Note: This story appears in the Tuesday, Nov. 26 newspaper on Page A1.

Hundreds rallied Monday on the Ohio University College Green, voicing their disapproval of how the higher education institution has managed its money and a perceived direction of cutting back in education parks of the university to balance its budget.

The rally was hosted by an informal group known as OU Fun Facts, which was started last week in the form of flyers distributed around campus listing various aspects of the budget crisis.

Following several speeches, rally-goers marched to Cutler Hall, which houses the president’s office, but were blocked from entering. However, student leaders of OU Fun Facts were later invited to speak with the university president on Tuesday.

Several students who started the group spoke during the rally, including Alex Armstrong, a senior studying French at OU. Armstrong and the other speakers’ main message was for OU’s administration to start looking at non-educational parts of the university for budget cuts, and to invest further into OU’s education, through measures such as hiring more faculty and raising faculty salaries.

A few hours before the rally, OU President M. Duane Nellis released a letter to campus, saying that a “great deal of misinformation” was being circulated about the budget planning process. He rejected the idea that OU is experiencing a budget crisis, stating the university has “a strong financial position and significant monetary reserves,” which contradicts statements from past OU Board of Trustee meetings and current budget documents.

University data shows that OU’s undergraduate tuition and fee revenue has dropped significantly, budgeted at $286.8 million in 2020 after having been budgeted at $298.7 million in the 2019 fiscal year. In June, academic colleges were asked to cut $19.3 million from their collective budgets, amid reductions in state support.

However, OU did receive some more state support than expected in August — about $1.7 million more than budgeted.

“Recognizing that human resources are by far our greatest expense, it will be necessary to reduce the number of full-time employees at Ohio University,” Nellis wrote, adding that the goal is to do so through retirements and other natural reductions in workforce, instead of through cutting positions. “We also are exploring the sunsetting of programs that don’t meet the needs or demands of today’s students.”

His letter did not directly speak to the reduction of administrators across the university, but did note the university is seeking to “streamline some business functions.”

The students, faculty and speakers at Monday’s rally did not agree with Nellis’ account of the budget, and said he was calling them “liars.”

“We all know that these are facts,” said Armstrong.

The rally comes after the OU chapter of the American Association of University Professors released a white paper detailing the university’s historical budget tactics.

Numerous individuals called out various cuts that are anticipated across the university — cuts were named in the library, the dining halls, and more.
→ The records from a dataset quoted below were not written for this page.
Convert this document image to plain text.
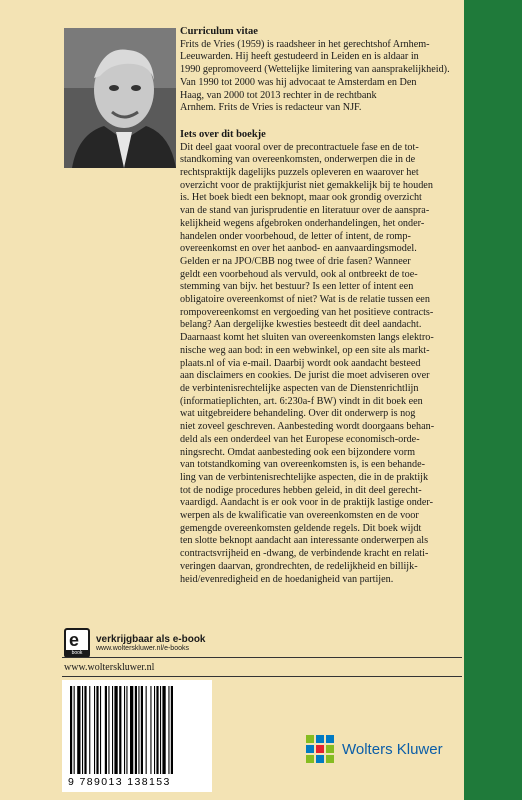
Curriculum vitae

Frits de Vries (1959) is raadsheer in het gerechtshof Arnhem-

Leeuwarden. Hij heeft gestudeerd in Leiden en is aldaar in

1990 gepromoveerd (Wettelijke limitering van aansprakelijkheid).

Van 1990 tot 2000 was hij advocaat te Amsterdam en Den

Haag, van 2000 tot 2013 rechter in de rechtbank

Arnhem. Frits de Vries is redacteur van NJF.

Iets over dit boekje

Dit deel gaat vooral over de precontractuele fase en de tot-

standkoming van overeenkomsten, onderwerpen die in de

rechtspraktijk dagelijks puzzels opleveren en waarover het

overzicht voor de praktijkjurist niet gemakkelijk bij te houden

is. Het boek biedt een beknopt, maar ook grondig overzicht

van de stand van jurisprudentie en literatuur over de aanspra-

kelijkheid wegens afgebroken onderhandelingen, het onder-

handelen onder voorbehoud, de letter of intent, de romp-

overeenkomst en over het aanbod- en aanvaardingsmodel.

Gelden er na JPO/CBB nog twee of drie fasen? Wanneer

geldt een voorbehoud als vervuld, ook al ontbreekt de toe-

stemming van bijv. het bestuur? Is een letter of intent een

obligatoire overeenkomst of niet? Wat is de relatie tussen een

rompovereenkomst en vergoeding van het positieve contracts-

belang? Aan dergelijke kwesties besteedt dit deel aandacht.

Daarnaast komt het sluiten van overeenkomsten langs elektro-

nische weg aan bod: in een webwinkel, op een site als markt-

plaats.nl of via e-mail. Daarbij wordt ook aandacht besteed

aan disclaimers en cookies. De jurist die moet adviseren over

de verbintenisrechtelijke aspecten van de Dienstenrichtlijn

(informatieplichten, art. 6:230a-f BW) vindt in dit boek een

wat uitgebreidere behandeling. Over dit onderwerp is nog

niet zoveel geschreven. Aanbesteding wordt doorgaans behan-

deld als een onderdeel van het Europese economisch-orde-

ningsrecht. Omdat aanbesteding ook een bijzondere vorm

van totstandkoming van overeenkomsten is, is een behande-

ling van de verbintenisrechtelijke aspecten, die in de praktijk

tot de nodige procedures hebben geleid, in dit deel gerecht-

vaardigd. Aandacht is er ook voor in de praktijk lastige onder-

werpen als de kwalificatie van overeenkomsten en de voor

gemengde overeenkomsten geldende regels. Dit boek wijdt

ten slotte beknopt aandacht aan interessante onderwerpen als

contractsvrijheid en -dwang, de verbindende kracht en relati-

veringen daarvan, grondrechten, de redelijkheid en billijk-

heid/evenredigheid en de hoedanigheid van partijen.

e
book
verkrijgbaar als e-book
www.wolterskluwer.nl/e-books
www.wolterskluwer.nl
9 789013 138153
Wolters Kluwer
One student noted that the Core 2 classes for Women and Gender Studies majors are no longer offered, preventing students from graduating with a degree they’ve already begun.

Another student noted that about 40 faculty members are expected to be cut from the College of Arts and Sciences. Yet another individual noted that in Scripps College of Communication, there are more administrators than faculty members.

Yet others noted there have been faculty contracts already non-renewed for next year, and that many departments are blocked from hiring adjuncts. Other allegations of the Fun Facts flyers being taken down and chalk erased added to the crowds frustration with administrators.

Sam Debatin, a leader with Fun Facts as well as OU student, said it was time for students to disrupt the university and demand “facts and straight talk” from OU administrators.

Several others noted that the “front door theory” that the athletics department draws in students is a bit misguided, and that the subsidizing of athletics from student tuition is not acceptable. Students pay about $1,300 annually to athletics, according to the OU AAUP white paper. Many said that they believe athletics is a waste of student tuition, and said the athletic budget should also be on the chopping block, as it historically has been protected from cuts.

“Football is not worth faculty,” said Armstrong. “We are here to learn.”

“Who pays OU?” Debatin asked the crowd, answered by cries of “we do.”

Sam Debatin’s father, Bernhard Debatin, a professor of journalism at OU, also spoke at the rally. He noted that since 2000, over 500 administrators have been hired to the university, while only 103 faculty members have been added.

Jacob Chaffin, an OU alum and staff at Rutgers University, relayed how Rutgers used to use the Responsibility Centered Management (RCM) budget model, until students and faculty organized and let their anti-RCM feelings be known. He said that faculty and student organizing will be the way to get through to OU’s upper administration.

“An injury to one is an injury to all,” he encouraged the rally-goers.

Nellis noted in his letter that the university no longer uses the RCM budget model, pointing to the past model as resulting in “assumed enrollment growth in some colleges’ programs that, unfortunately, never materialized.”

Following the speeches and calls-to-action, the group marched across the Green to Cutler Hall, where Nellis’ office is located. There the rally-goers chanted and shouted at the building, which was locked, asking for a chance to sit down with administrators and have an “open and honest conversation” on how the budget should be approached.

The rally-goers then left signs on Cutler Hall’s steps to show administrators they had been there. Further rallies are planned after Thanksgiving break, although no date has been set, according to Fun Fact leadership.